After resolving two bugs through brief back-and-forth exchanges, the app launched successfully. Rather than manually testing in a browser, Yu leveraged MCP (Model Context Protocol) tools integrated into the CLI. “Test the app using MCP tools,” he instructed. Qoder CLI launched Chrome via DevTools MCP, navigated to the application, verified story loading, and clicked through to confirm links functioned correctly.
The entire process — building, debugging, and automated testing — took approximately 5-10 minutes without writing a single line of code manually.
Quest Results
Returning to Quest mode, Yu found the autonomous agent had completed the TakeNote issue. The agent had updated dependencies, cleaned installed packages, tested both development and production builds, ran unit tests, and verified application functionality. Running npm install again confirmed the bug was resolved.

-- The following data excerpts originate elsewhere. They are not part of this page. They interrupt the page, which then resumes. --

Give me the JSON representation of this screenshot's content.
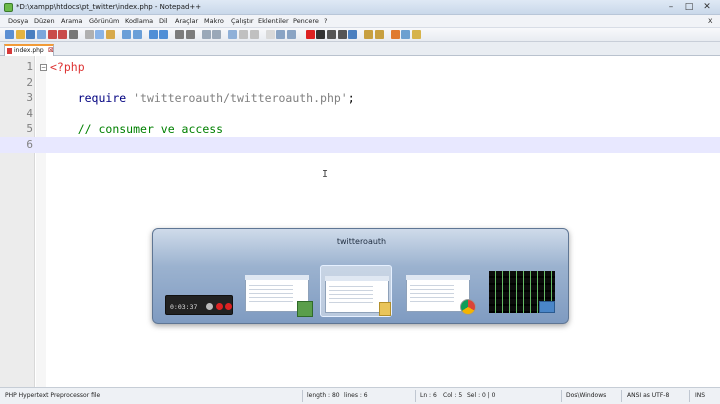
{
  "window": {
    "title": "*D:\\xampp\\htdocs\\pt_twitter\\index.php - Notepad++",
    "controls": {
      "minimize": "–",
      "maximize": "□",
      "close": "✕"
    }
  },
  "menu": {
    "items": [
      "Dosya",
      "Düzen",
      "Arama",
      "Görünüm",
      "Kodlama",
      "Dil",
      "Araçlar",
      "Makro",
      "Çalıştır",
      "Eklentiler",
      "Pencere",
      "?"
    ],
    "close_doc": "X"
  },
  "toolbar": {
    "icons": [
      "new-file-icon",
      "open-icon",
      "save-icon",
      "save-all-icon",
      "close-icon",
      "close-all-icon",
      "print-icon",
      "cut-icon",
      "copy-icon",
      "paste-icon",
      "undo-icon",
      "redo-icon",
      "find-icon",
      "replace-icon",
      "zoom-in-icon",
      "zoom-out-icon",
      "sync-v-icon",
      "sync-h-icon",
      "word-wrap-icon",
      "all-chars-icon",
      "indent-guide-icon",
      "user-lang-icon",
      "doc-map-icon",
      "function-list-icon",
      "record-icon",
      "stop-icon",
      "play-icon",
      "play-multi-icon",
      "save-macro-icon",
      "spell-check-icon",
      "spell-next-icon",
      "bookmark-icon",
      "plugin-icon",
      "highlight-icon"
    ]
  },
  "tab": {
    "label": "index.php",
    "close": "⊠"
  },
  "editor": {
    "lines": [
      {
        "n": "1",
        "tag": "<?php",
        "indent": "",
        "kw": "",
        "str": "",
        "rest": "",
        "comment": ""
      },
      {
        "n": "2",
        "tag": "",
        "indent": "",
        "kw": "",
        "str": "",
        "rest": "",
        "comment": ""
      },
      {
        "n": "3",
        "tag": "",
        "indent": "    ",
        "kw": "require",
        "str": " 'twitteroauth/twitteroauth.php'",
        "rest": ";",
        "comment": ""
      },
      {
        "n": "4",
        "tag": "",
        "indent": "",
        "kw": "",
        "str": "",
        "rest": "",
        "comment": ""
      },
      {
        "n": "5",
        "tag": "",
        "indent": "    ",
        "kw": "",
        "str": "",
        "rest": "",
        "comment": "// consumer ve access"
      },
      {
        "n": "6",
        "tag": "",
        "indent": "",
        "kw": "",
        "str": "",
        "rest": "",
        "comment": ""
      }
    ],
    "current_line": "6",
    "caret": "I",
    "fold_marker": "−"
  },
  "switcher": {
    "title": "twitteroauth",
    "recorder_time": "0:03:37",
    "windows": [
      "screen-recorder",
      "file-explorer-window",
      "twitteroauth-folder",
      "chrome-window",
      "desktop"
    ]
  },
  "status": {
    "lang": "PHP Hypertext Preprocessor file",
    "length": "length : 80",
    "lines": "lines : 6",
    "ln": "Ln : 6",
    "col": "Col : 5",
    "sel": "Sel : 0 | 0",
    "eol": "Dos\\Windows",
    "encoding": "ANSI as UTF-8",
    "mode": "INS"
  },
  "colors": {
    "php_tag": "#dd3333",
    "keyword": "#000080",
    "string": "#808080",
    "comment": "#008000",
    "current_line_bg": "#e8e8ff",
    "switcher_bg": "#9bb2cf"
  }
}
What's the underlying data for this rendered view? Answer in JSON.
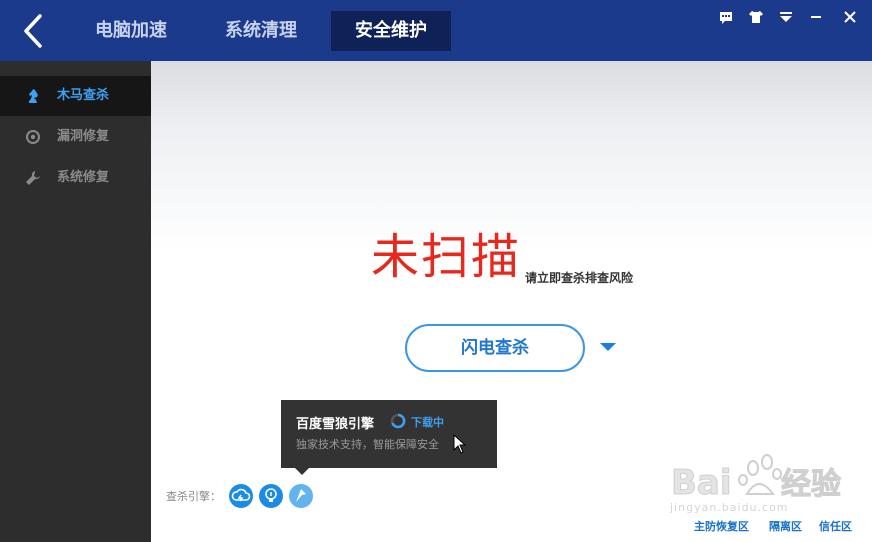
{
  "header": {
    "tabs": [
      {
        "label": "电脑加速"
      },
      {
        "label": "系统清理"
      },
      {
        "label": "安全维护"
      }
    ],
    "active_tab": "安全维护",
    "window_controls": [
      "feedback-icon",
      "skin-icon",
      "menu-icon",
      "minimize-icon",
      "close-icon"
    ]
  },
  "sidebar": {
    "items": [
      {
        "label": "木马查杀",
        "icon": "horse-icon",
        "active": true
      },
      {
        "label": "漏洞修复",
        "icon": "shield-icon",
        "active": false
      },
      {
        "label": "系统修复",
        "icon": "wrench-icon",
        "active": false
      }
    ]
  },
  "main": {
    "status": "未扫描",
    "status_hint": "请立即查杀排查风险",
    "scan_button": "闪电查杀",
    "tooltip": {
      "title": "百度雪狼引擎",
      "status": "下载中",
      "description": "独家技术支持，智能保障安全"
    },
    "engines_label": "查杀引擎：",
    "engines": [
      "cloud-icon",
      "bulb-icon",
      "wolf-icon"
    ],
    "footer_links": [
      "主防恢复区",
      "隔离区",
      "信任区"
    ]
  },
  "watermark": {
    "brand": "Baidu经验",
    "url": "jingyan.baidu.com"
  },
  "colors": {
    "titlebar": "#1b3a8c",
    "active_tab": "#0e2258",
    "sidebar": "#2d2d2d",
    "accent": "#3b96e6",
    "status_red": "#e8281c"
  }
}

Yu noted he would still review changes before merging, but “the heavy lifting is done, and I got to work on something else in the meantime.” This exemplifies the delegate-and-walk-away paradigm Quest enables.
Technical Insights from Q&A
When asked about model routing, Yu clarified that Qoder uses “globally optimal models” selected automatically based on task characteristics. “Machine selection is way better than human selection,” he argued, eliminating cognitive overhead that turns developers into configuration managers rather than builders.
For remote execution, Quest accesses GitHub repositories directly after obtaining permissions. Users can customize environments through Dockerfiles or configuration scripts that define the sandbox environment for code execution and testing.
Conclusion
Qoder positions itself across the full spectrum from assistance to autonomy, with particular emphasis on pushing toward independent agent operation. Quest mode targets complete task delegation with asynchronous execution, while the CLI meets terminal-first developers where they work, integrating AI into scripts, automation, and infrastructure tasks. Both operate on the same underlying intelligence platform, demonstrating Qoder’s commitment to adapting AI to developer workflows rather than forcing workflow changes to accommodate AI tools.